VECTORES en el Plano ↗️ Concepto, COORDENADAS y MÓDULO

Susi Profe

16 Aug 202017:10

Summary

TLDRIn this video, Susi explains the fundamentals of vectors, focusing on how to calculate their coordinates and magnitude. Viewers learn how to represent vectors, how to determine the direction, and how to find the coordinates by subtracting the points' values.
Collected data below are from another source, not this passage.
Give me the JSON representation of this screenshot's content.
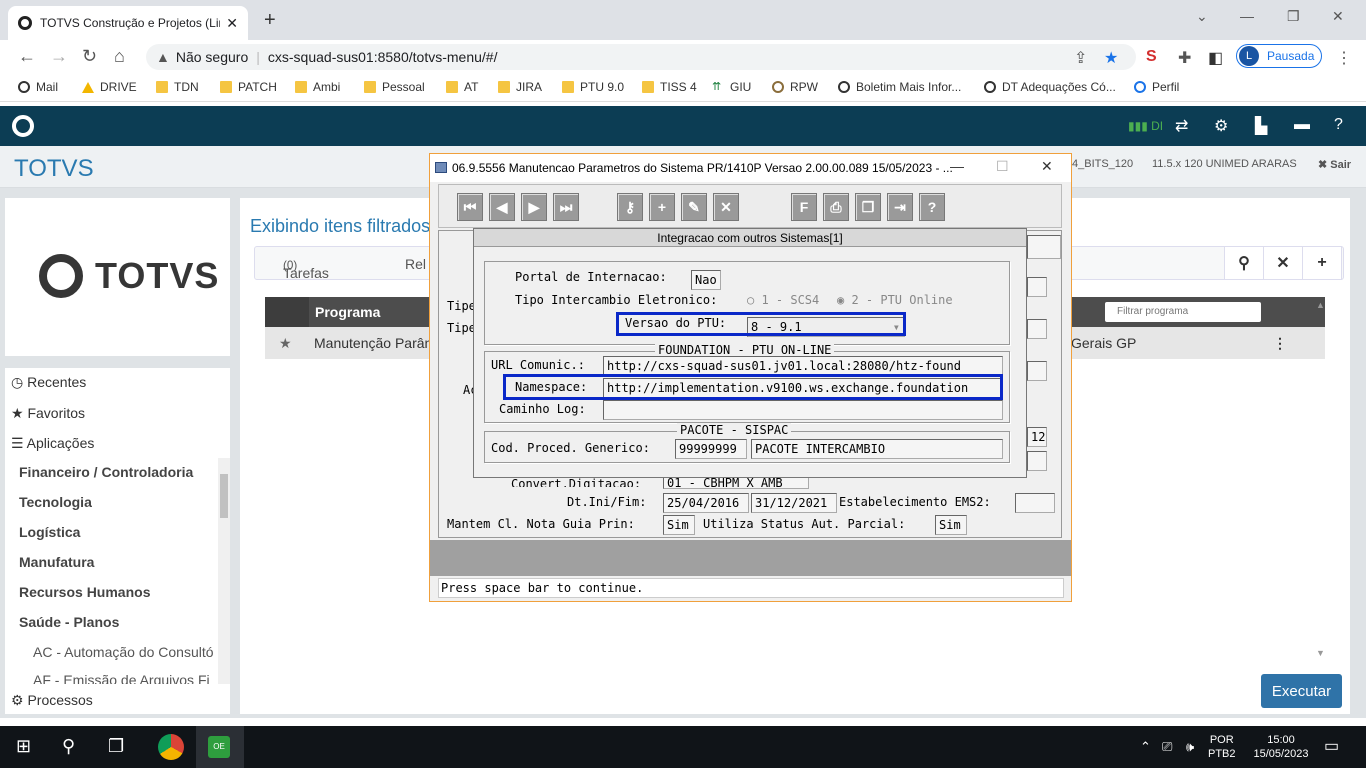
{
  "browser": {
    "tab_title": "TOTVS Construção e Projetos (Lin",
    "url_warning": "Não seguro",
    "url": "cxs-squad-sus01:8580/totvs-menu/#/",
    "profile_initial": "L",
    "profile_label": "Pausada",
    "bookmarks": [
      "Mail",
      "DRIVE",
      "TDN",
      "PATCH",
      "Ambi",
      "Pessoal",
      "AT",
      "JIRA",
      "PTU 9.0",
      "TISS 4",
      "GIU",
      "RPW",
      "Boletim Mais Infor...",
      "DT Adequações Có...",
      "Perfil"
    ]
  },
  "app": {
    "brand": "TOTVS",
    "header_info1": "4_BITS_120",
    "header_info2": "11.5.x 120 UNIMED ARARAS",
    "logout": "✖ Sair",
    "logo_text": "TOTVS",
    "left_menu": {
      "recentes": "Recentes",
      "favoritos": "Favoritos",
      "aplicacoes": "Aplicações",
      "items": [
        "Financeiro / Controladoria",
        "Tecnologia",
        "Logística",
        "Manufatura",
        "Recursos Humanos",
        "Saúde - Planos"
      ],
      "sub_items": [
        "AC - Automação do Consultó",
        "AF - Emissão de Arquivos Fi"
      ],
      "processos": "Processos"
    },
    "main": {
      "heading": "Exibindo itens filtrados",
      "tab_tarefas": "Tarefas",
      "tab_tarefas_count": "(0)",
      "tab_rel": "Rel",
      "grid_header": "Programa",
      "filter_placeholder": "Filtrar programa",
      "row_text": "Manutenção Parân",
      "row_right": "Gerais GP",
      "execute": "Executar"
    }
  },
  "dialog": {
    "title": "06.9.5556 Manutencao  Parametros do Sistema PR/1410P Versao 2.00.00.089 15/05/2023 - ...",
    "popup_title": "Integracao com outros Sistemas[1]",
    "portal_label": "Portal de Internacao:",
    "portal_value": "Nao",
    "tipo_label": "Tipo Intercambio Eletronico:",
    "tipo_opt1": "1 - SCS4",
    "tipo_opt2": "2 - PTU Online",
    "versao_label": "Versao do PTU:",
    "versao_value": "8 - 9.1",
    "group_ptu": "FOUNDATION - PTU ON-LINE",
    "url_label": "URL Comunic.:",
    "url_value": "http://cxs-squad-sus01.jv01.local:28080/htz-found",
    "ns_label": "Namespace:",
    "ns_value": "http://implementation.v9100.ws.exchange.foundation",
    "log_label": "Caminho Log:",
    "log_value": "",
    "group_pacote": "PACOTE - SISPAC",
    "cod_label": "Cod. Proced. Generico:",
    "cod_value": "99999999",
    "cod_desc": "PACOTE INTERCAMBIO",
    "bg_tipe1": "Tipe",
    "bg_tipe2": "Tipe",
    "bg_ac": "Ac",
    "bg_12": "12",
    "convert_label": "Convert.Digitacao:",
    "convert_value": "01 - CBHPM X AMB",
    "dt_label": "Dt.Ini/Fim:",
    "dt_ini": "25/04/2016",
    "dt_fim": "31/12/2021",
    "estab_label": "Estabelecimento EMS2:",
    "mantem_label": "Mantem Cl. Nota Guia Prin:",
    "mantem_value": "Sim",
    "utiliza_label": "Utiliza Status Aut. Parcial:",
    "utiliza_value": "Sim",
    "status": "Press space bar to continue."
  },
  "taskbar": {
    "lang1": "POR",
    "lang2": "PTB2",
    "time": "15:00",
    "date": "15/05/2023"
  }
}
The concept of vector magnitude is also introduced using the Pythagorean theorem, showing how to calculate the length of a vector. The video emphasizes the importance of understanding both the vector’s direction and magnitude, and how reversing the vector doesn't affect its length. Susi uses clear examples to demonstrate these concepts, making them accessible for beginners.

Takeaways

😀 Vectors are segments that have both a direction and a magnitude.
😀 Vectors are typically represented with an arrow to indicate direction (e.g., A → B).
😀 Vectors can be defined using two points, and the direction can be reversed (e.g., from A to B or B to A).
😀 To calculate the coordinates of a vector, subtract the coordinates of the origin point from the endpoint.
😀 When calculating the coordinates of a vector from A to B, subtract A's coordinates from B's (B - A).
😀 If a vector has negative coordinates, it means it moves in the opposite direction along the respective axis.
😀 The magnitude (module) of a vector is calculated using the Pythagorean theorem: √(x² + y²).
😀 The magnitude of a vector represents its length, regardless of direction (from A to B or B to A).
😀 The vector's direction and magnitude are independent of its starting and ending points, as long as the displacement remains the same.
😀 Understanding the concept of vectors visually (on a graph) makes calculations and comprehension easier, especially for beginners.
😀 The vector notation can be simplified by using variables like U, V, or W instead of writing A → B in long form.

Q & A

What is a vector?
-A vector is a segment that has both direction and magnitude, representing movement or displacement between two points.
How do you represent a vector graphically?
-A vector is typically represented by an arrow, where the starting point is the origin (0,0), and the arrow points to the destination or end point, such as point A.
What do the coordinates (3, 2) represent in a vector?
-The coordinates (3, 2) represent the endpoint of the vector in a 2D coordinate system, starting from the origin (0,0). The vector moves 3 units along the x-axis and 2 units along the y-axis.
How do you calculate the coordinates of a vector from point A to point B?
-To calculate the coordinates of a vector from point A to point B, subtract the coordinates of point A from point B. For example, if A is (1, 4) and B is (6, 6), the result is (6-1, 6-4) = (5, 2).
What is the difference between the vectors A to B and B to A?
-The vector A to B indicates movement from point A to point B, while the vector B to A indicates the opposite direction, going from point B to point A. The coordinates will have opposite signs.
Why do vectors sometimes have negative coordinates?
-Negative coordinates indicate movement in the opposite direction. For example, if a vector moves backward on the x-axis or downward on the y-axis, the coordinates will be negative.
How do you calculate the module (magnitude) of a vector?
-The module of a vector is calculated using the Pythagorean theorem. For a vector with coordinates (x, y), the magnitude is √(x² + y²). For example, for the vector (5, 2), the module is √(5² + 2²) = √29.
What does the module of a vector represent?
-The module of a vector represents its length or magnitude, showing how much the vector 'measures' in terms of distance between the origin and the end point.
Does the direction of a vector affect its magnitude?
-No, the magnitude (module) of a vector does not change with its direction. A vector from A to B will have the same magnitude as a vector from B to A, as long as the distance remains the same.
What is the significance of using arrows over vector labels like A to B or B to A?
-The arrow over the vector label indicates that it is a vector, which is different from a simple point. The direction of the arrow shows the vector's direction, while the label helps identify the vector's starting and ending points.